Y cerró la puerta ruidosamente.

—Vamos Nikita—protestó Ragin mesuradamente—. ¿Qué mal hay en que yo salga un instante? Déjame, te lo ruego; necesito salir un poco.

—¡Prudencia, prudencia; no turbar el orden establecido!—respondió Nikita con tono doctoral.

—¡Es intolerable!—dijo a esto Gromov, saltando de su cama—. ¿Qué derecho le asiste para tenernos aquí encerrados? La ley dice que nadie puede ser privado de su libertad sin ser condenado en juicio! ¡Esto es una violencia, es una injusticia insoportable! ¡Abajo los verdugos!

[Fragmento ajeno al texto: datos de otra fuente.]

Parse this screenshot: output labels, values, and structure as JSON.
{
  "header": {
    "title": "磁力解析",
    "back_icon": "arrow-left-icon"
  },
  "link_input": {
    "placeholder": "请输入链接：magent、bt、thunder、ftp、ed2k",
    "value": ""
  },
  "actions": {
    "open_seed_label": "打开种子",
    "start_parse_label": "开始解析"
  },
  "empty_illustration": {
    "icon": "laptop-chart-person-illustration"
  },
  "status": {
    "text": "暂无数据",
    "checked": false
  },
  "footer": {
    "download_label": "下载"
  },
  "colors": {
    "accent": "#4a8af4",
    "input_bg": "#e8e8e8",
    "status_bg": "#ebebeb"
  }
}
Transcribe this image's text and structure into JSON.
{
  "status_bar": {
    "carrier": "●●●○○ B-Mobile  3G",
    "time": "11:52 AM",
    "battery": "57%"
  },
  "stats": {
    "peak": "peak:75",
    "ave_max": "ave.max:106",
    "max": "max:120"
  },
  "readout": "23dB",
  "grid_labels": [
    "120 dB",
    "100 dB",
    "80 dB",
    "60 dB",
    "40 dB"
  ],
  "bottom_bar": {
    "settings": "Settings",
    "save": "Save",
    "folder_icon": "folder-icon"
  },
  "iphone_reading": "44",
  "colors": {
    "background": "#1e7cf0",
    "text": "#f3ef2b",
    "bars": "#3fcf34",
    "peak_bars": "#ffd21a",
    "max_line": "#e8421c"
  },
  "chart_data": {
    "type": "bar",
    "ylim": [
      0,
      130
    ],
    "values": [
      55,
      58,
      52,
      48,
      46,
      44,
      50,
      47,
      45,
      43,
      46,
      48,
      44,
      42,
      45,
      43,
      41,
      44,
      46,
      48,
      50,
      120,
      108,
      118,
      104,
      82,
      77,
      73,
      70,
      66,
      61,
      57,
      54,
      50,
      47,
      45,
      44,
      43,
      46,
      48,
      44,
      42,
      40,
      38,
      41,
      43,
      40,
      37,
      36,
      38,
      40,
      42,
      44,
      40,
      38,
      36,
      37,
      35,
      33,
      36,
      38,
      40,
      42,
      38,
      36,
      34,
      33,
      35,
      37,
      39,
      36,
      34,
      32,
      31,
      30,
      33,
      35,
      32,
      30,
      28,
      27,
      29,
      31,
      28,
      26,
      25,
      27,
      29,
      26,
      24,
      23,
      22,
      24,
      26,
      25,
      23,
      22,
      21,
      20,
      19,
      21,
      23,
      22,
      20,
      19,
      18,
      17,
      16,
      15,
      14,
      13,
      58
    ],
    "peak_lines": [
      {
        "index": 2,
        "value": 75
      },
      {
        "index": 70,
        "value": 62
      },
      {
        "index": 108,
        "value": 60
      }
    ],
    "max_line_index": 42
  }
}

—¡Verdaderamente, es una injusticia!—dijo a su vez Ragin, alentado por la intervención de Gromov—. Necesito salir; no tienes, derecho a impedírmelo. ¡Te digo que me dejes salir!

—¡Entiendes, bestia estúpida!—gritó Gromov sobreexcitado, y dando en la puerta con los puños—. ¡O abres ahora mismo, o derribo la puerta!

—¡Abre!—gritó Ragin estremecido de cólera—. ¡Lo exijo!

—¡A callar!—respondió Nikita desde el otro lado—. ¡Calla, o verás lo que te ganas!